Japanese Foreign Minister Seiji Maehara arrived in Moscow this week to discuss the dispute with his Russian counterpart Sergei Lavrov, who has described the government-sponsored rallies as “unacceptable.”
Ivory Coast: West Africa’s most serious political crisis continued unabated this week as Laurent Gbagbo refused to step down, despite having been declared the loser of the Nov. 28 election by U.N.-certified results. Hundreds have been killed in clashes between Gbagbo supporters and those of the internationally recognized winner Alassane Ouattara. The International Organization for Migration this week reported that nearly 82,000 Ivoirians have been displaced inside and outside the country since the beginning of the crisis.
Gbagbo, who alleges voter fraud and accuses the United Nations of supporting Ouattara, has been accused of muzzling the press by blocking international radio transmissions and firing the head of the National Press Council.
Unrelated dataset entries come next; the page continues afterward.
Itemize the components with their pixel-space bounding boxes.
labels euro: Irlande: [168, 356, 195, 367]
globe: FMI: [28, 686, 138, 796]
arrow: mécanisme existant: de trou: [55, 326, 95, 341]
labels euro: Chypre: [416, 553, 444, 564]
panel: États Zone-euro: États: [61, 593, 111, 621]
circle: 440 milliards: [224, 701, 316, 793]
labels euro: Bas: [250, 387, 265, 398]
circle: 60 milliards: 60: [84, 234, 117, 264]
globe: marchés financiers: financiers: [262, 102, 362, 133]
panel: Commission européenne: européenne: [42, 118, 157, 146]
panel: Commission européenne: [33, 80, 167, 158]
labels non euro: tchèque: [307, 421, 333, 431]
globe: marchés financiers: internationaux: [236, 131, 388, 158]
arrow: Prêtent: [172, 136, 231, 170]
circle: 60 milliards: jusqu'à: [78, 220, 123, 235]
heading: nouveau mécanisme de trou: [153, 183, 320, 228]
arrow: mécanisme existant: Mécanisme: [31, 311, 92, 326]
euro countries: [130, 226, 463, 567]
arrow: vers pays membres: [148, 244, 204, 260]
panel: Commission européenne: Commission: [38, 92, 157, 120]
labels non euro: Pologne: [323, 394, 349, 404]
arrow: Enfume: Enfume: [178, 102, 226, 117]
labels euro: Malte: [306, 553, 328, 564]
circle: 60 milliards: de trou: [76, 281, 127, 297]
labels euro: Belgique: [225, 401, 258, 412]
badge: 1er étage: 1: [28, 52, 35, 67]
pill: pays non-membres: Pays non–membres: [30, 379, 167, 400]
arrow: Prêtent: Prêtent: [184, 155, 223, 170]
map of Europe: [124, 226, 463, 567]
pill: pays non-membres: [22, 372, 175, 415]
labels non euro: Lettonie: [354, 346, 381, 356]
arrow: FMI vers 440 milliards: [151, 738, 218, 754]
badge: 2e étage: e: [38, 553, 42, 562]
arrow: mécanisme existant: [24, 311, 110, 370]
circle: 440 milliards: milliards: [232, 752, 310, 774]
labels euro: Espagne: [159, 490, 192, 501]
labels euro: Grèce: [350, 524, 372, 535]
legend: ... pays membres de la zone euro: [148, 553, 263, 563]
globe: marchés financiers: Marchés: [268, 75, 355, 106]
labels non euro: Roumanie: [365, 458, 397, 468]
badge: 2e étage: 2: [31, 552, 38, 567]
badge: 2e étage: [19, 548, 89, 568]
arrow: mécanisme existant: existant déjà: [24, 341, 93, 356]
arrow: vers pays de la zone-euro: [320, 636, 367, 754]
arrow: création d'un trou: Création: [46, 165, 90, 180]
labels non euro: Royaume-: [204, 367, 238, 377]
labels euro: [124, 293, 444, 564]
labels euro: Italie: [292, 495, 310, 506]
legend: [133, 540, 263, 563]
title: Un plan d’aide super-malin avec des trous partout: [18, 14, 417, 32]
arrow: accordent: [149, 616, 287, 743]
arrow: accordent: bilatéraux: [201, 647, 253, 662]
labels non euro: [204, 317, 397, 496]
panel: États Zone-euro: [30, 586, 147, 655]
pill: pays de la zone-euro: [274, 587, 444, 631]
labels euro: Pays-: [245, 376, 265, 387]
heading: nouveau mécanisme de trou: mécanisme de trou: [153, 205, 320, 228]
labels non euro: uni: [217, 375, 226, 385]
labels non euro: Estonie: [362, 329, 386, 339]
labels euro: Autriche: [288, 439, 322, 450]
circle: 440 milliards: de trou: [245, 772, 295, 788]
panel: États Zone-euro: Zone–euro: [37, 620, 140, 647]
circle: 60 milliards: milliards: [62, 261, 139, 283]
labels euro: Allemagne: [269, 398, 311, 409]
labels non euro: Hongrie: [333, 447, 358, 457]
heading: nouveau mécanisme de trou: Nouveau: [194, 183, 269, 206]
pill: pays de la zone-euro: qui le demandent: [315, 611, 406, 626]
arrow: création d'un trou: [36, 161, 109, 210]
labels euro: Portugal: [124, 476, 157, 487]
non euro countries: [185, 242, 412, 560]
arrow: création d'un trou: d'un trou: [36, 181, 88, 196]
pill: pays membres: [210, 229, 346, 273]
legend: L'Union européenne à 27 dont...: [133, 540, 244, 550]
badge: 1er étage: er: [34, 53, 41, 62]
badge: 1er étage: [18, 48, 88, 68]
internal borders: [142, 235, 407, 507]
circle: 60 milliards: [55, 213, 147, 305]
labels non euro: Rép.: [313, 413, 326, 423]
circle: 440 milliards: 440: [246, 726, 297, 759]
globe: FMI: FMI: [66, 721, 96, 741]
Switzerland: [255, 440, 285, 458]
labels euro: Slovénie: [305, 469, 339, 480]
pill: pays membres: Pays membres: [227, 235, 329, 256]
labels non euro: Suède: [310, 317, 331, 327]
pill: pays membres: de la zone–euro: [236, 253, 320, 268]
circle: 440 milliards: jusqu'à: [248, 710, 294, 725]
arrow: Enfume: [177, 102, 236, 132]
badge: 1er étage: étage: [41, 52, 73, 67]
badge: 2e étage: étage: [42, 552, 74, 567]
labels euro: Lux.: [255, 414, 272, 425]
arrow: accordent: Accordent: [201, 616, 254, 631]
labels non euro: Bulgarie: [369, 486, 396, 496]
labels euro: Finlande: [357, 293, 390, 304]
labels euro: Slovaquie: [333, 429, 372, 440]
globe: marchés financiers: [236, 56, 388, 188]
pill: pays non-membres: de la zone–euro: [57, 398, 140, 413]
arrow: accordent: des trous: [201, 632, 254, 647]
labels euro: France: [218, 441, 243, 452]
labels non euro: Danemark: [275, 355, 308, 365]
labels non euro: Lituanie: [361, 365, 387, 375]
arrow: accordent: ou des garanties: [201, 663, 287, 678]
The United States made its position in the dispute doubly clear this week by accepting the credentials of a new ambassador appointed by Ouattara.
Germany: Germany and France are currently pushing the 17-member Eurozone to sign a “pact for competitiveness,” which would establish a bailout system to protect countries from bankruptcy but also require massive free-market reforms to modernize their economies. The plan, which will be fully unveiled at a Eurozone summit on March 11, is going to be a tough sell for the left-leaning governments in Spain and Belgium.
The task of convincing them to sign on got significantly harder this week after German Chancellor Angela Merkel’s chosen candidate to head the European Central Bank dropped out of the running, citing personal reasons. Axel Weber, who also stepped down from his current job as president of Bundesbank, shared Merkel’s free-market policies and his departure is a severe blow to her ability to take a leadership role in Europe’s efforts to extricate itself from the global financial crisis.